I didn’t sleep at all for two nights in a row, I just laid there, even after taking my trusty Restful Sleep supplement from Whole Foods.
I lost all serenity in my soul, filled with stress and anxiety for about four days. My heart was beating so hard for 6 or 7 days in a row that I thought I was having a nervous breakdown. Left work twice after about a half hour into the day. Zero physical component at all for these four or five days.
Felt claustrophobia on the elevator at work, and near panic at my desk, neither of which I ever get.
Then, after four days, it turned into an upsetting stomachache unlike any I have had before, and I was relieved to realize I might have something physical. Then body-shaking shivering. Then fever. Back and forth. Then diarrhea for almost four straight days so bad I couldn’t go to work or do more than get out of bed to go to the bathroom. Utter exhaustion. No nasal or mucus element at all. Tense and awful the whole time. Some minor body aches.
Then I felt like I was going permanently crazy.
I woke up thinking I was sleeping in my grandparents’ home, completely convinced, but couldn’t figure out how, since they are both dead and no longer live in the house. I looked at my apartment with the lights on and was near hallucinating. Fever dreams? Exhaustion? Horrible dreams, crazy states of mind, awful thoughts, unpleasant moods, repeating thoughts, bad feelings, dizziness, floating feeling, memory and coordination problems. Couldn’t read, couldn’t enjoy music, couldn’t watch movies for days. Absolutely awful.*
My nasal passages dried out last night and I thought I had swallowed my teeth guard or my sleep apnea CPAP nasal connection and was suffocating and choking to death. I woke up in the middle of the night literally screaming, awakened by my own shouting. Tearing that stuff out of my mouth and nose. God have mercy, this was bad, I am not exaggerating.
Lost 7 or 8 days worth of pay from work, which I cannot afford.
Ate absolutely nothing for one day, and practically nothing for several days more.
I think the flu shot suppressed some of the symptoms of the flu but this strain was freaking demonic unbelievable. Like a bad drug trip, even though I’ve never done drugs—except the flu shot. Makes me wonder if these viruses are engineered.
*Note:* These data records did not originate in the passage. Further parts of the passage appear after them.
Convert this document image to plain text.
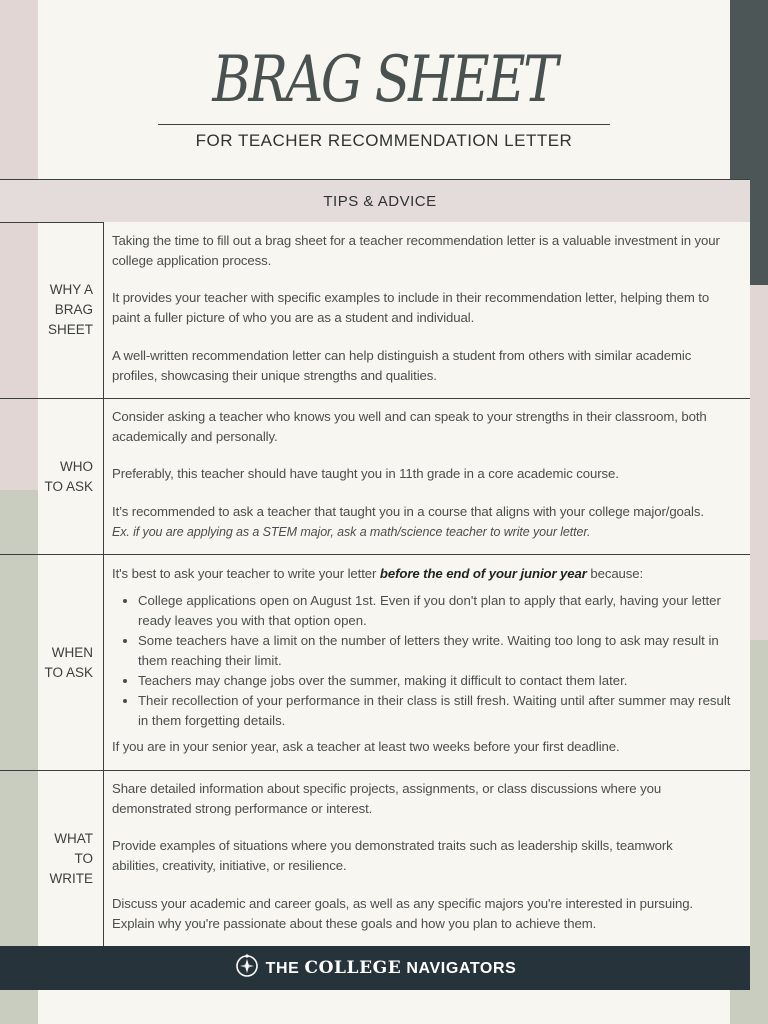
BRAG SHEET
FOR TEACHER RECOMMENDATION LETTER
TIPS & ADVICE
WHY A
BRAG
SHEET

Taking the time to fill out a brag sheet for a teacher recommendation letter is a valuable investment in your college application process.

It provides your teacher with specific examples to include in their recommendation letter, helping them to paint a fuller picture of who you are as a student and individual.

A well-written recommendation letter can help distinguish a student from others with similar academic profiles, showcasing their unique strengths and qualities.

WHO
TO ASK

Consider asking a teacher who knows you well and can speak to your strengths in their classroom, both academically and personally.

Preferably, this teacher should have taught you in 11th grade in a core academic course.

It’s recommended to ask a teacher that taught you in a course that aligns with your college major/goals. Ex. if you are applying as a STEM major, ask a math/science teacher to write your letter.

WHEN
TO ASK

It's best to ask your teacher to write your letter before the end of your junior year because:

• College applications open on August 1st. Even if you don't plan to apply that early, having your letter ready leaves you with that option open.
• Some teachers have a limit on the number of letters they write. Waiting too long to ask may result in them reaching their limit.
• Teachers may change jobs over the summer, making it difficult to contact them later.
• Their recollection of your performance in their class is still fresh. Waiting until after summer may result in them forgetting details.

If you are in your senior year, ask a teacher at least two weeks before your first deadline.

WHAT
TO
WRITE

Share detailed information about specific projects, assignments, or class discussions where you demonstrated strong performance or interest.

Provide examples of situations where you demonstrated traits such as leadership skills, teamwork abilities, creativity, initiative, or resilience.

Discuss your academic and career goals, as well as any specific majors you're interested in pursuing. Explain why you're passionate about these goals and how you plan to achieve them.

THE COLLEGE NAVIGATORS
I had something like this a couple of years ago, and blocked it from my mind.
This was worse.
Even regular flu is exponentially worse here in Colorado than back in Wisconsin, probably because of the elevation.
Mentally and emotionally awful beyond words. Mostly due to the duration’s effects.
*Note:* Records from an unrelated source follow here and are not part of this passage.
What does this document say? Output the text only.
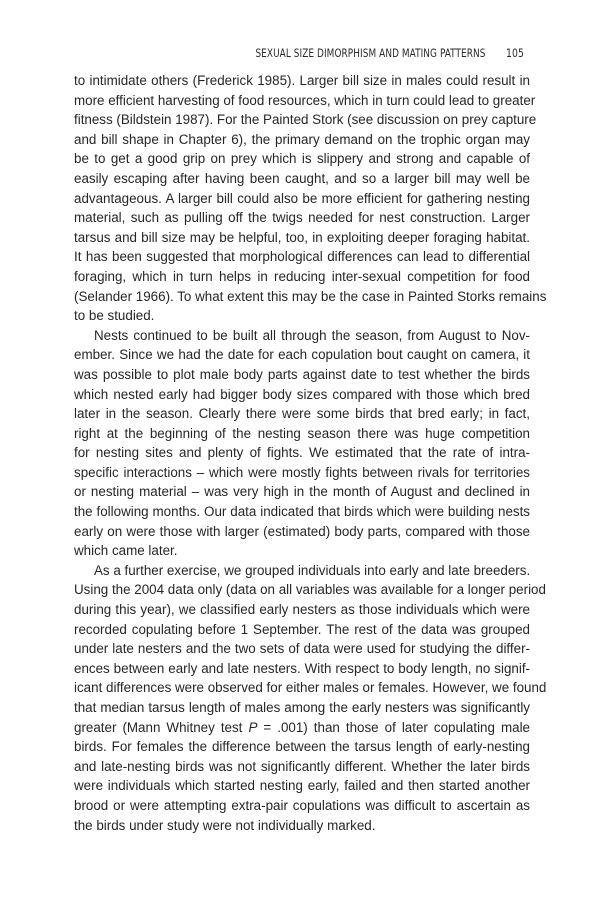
SEXUAL SIZE DIMORPHISM AND MATING PATTERNS 105
to intimidate others (Frederick 1985). Larger bill size in males could result in
more efficient harvesting of food resources, which in turn could lead to greater
fitness (Bildstein 1987). For the Painted Stork (see discussion on prey capture
and bill shape in Chapter 6), the primary demand on the trophic organ may
be to get a good grip on prey which is slippery and strong and capable of
easily escaping after having been caught, and so a larger bill may well be
advantageous. A larger bill could also be more efficient for gathering nesting
material, such as pulling off the twigs needed for nest construction. Larger
tarsus and bill size may be helpful, too, in exploiting deeper foraging habitat.
It has been suggested that morphological differences can lead to differential
foraging, which in turn helps in reducing inter-sexual competition for food
(Selander 1966). To what extent this may be the case in Painted Storks remains
to be studied.
Nests continued to be built all through the season, from August to Nov-
ember. Since we had the date for each copulation bout caught on camera, it
was possible to plot male body parts against date to test whether the birds
which nested early had bigger body sizes compared with those which bred
later in the season. Clearly there were some birds that bred early; in fact,
right at the beginning of the nesting season there was huge competition
for nesting sites and plenty of fights. We estimated that the rate of intra-
specific interactions – which were mostly fights between rivals for territories
or nesting material – was very high in the month of August and declined in
the following months. Our data indicated that birds which were building nests
early on were those with larger (estimated) body parts, compared with those
which came later.
As a further exercise, we grouped individuals into early and late breeders.
Using the 2004 data only (data on all variables was available for a longer period
during this year), we classified early nesters as those individuals which were
recorded copulating before 1 September. The rest of the data was grouped
under late nesters and the two sets of data were used for studying the differ-
ences between early and late nesters. With respect to body length, no signif-
icant differences were observed for either males or females. However, we found
that median tarsus length of males among the early nesters was significantly
greater (Mann Whitney test P = .001) than those of later copulating male
birds. For females the difference between the tarsus length of early-nesting
and late-nesting birds was not significantly different. Whether the later birds
were individuals which started nesting early, failed and then started another
brood or were attempting extra-pair copulations was difficult to ascertain as
the birds under study were not individually marked.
Thank you to those of you who brought me electrolytes (Don), for returning my movie to Redbox (Nathan), and for your friendship and support, you helped me to get through this ordeal with your calls, emails, kindness, support, encouragement, and prayers (Bob, Wendy, Philippe, Bryan, Mark, Lynn, Nate, Andy, Matt, Linda, Jim, and Renee). This was no ordinary flu at all. I’ve had those many times. This was a (thank God temporary) life-devastating event and medical and psychological emergency. I lost all perspective for four or five days. No exaggeration.
The girl next door, age 25, had this a few days ago and gave a similar emotional report. She said she was completely immobile for three days and had tons of anxiety and stress, not knowing how she was going to survive. Completely anxious and stressed out.
Thank God I am finally getting over it.
If you get it, it might help your stress knowing it is the flu and that it will end, and that you are not permanently losing your mind.
I was very scared through much of it.
I was not near anyone coughing or sounding sick before getting this.
A pharmacist I talked to said this year is very unusual in that it is like an invisible flu.
It is highly airborne, he said.
He said five or six people have died when their heart just shut down, not coughing or sneezing or congested at all.
Several nights I literally thought I was going to die, but I was too exhausted to get up and call 911 if I had a heart attack or stroke.
I did take two natural blood thinners, lecithin and turmeric, for the first time together, to help my leg edema pain, and initially thought that caused this. Probably not.
One of the few really bad things about living alone, you really feel isolated when you are sick, like no one cares.
I hope you do not get this flu.
If you do get it, please let me know and I will help and support you through it, and bring you what you need. (Pedialyte electrolytes, or better yet, Walgreen’s cheaper equivalent.)
Jesus bless you.
*I found several Health/Medical sources online that stated that sleeplessness and/or the flu can cause extreme stress and anxiety.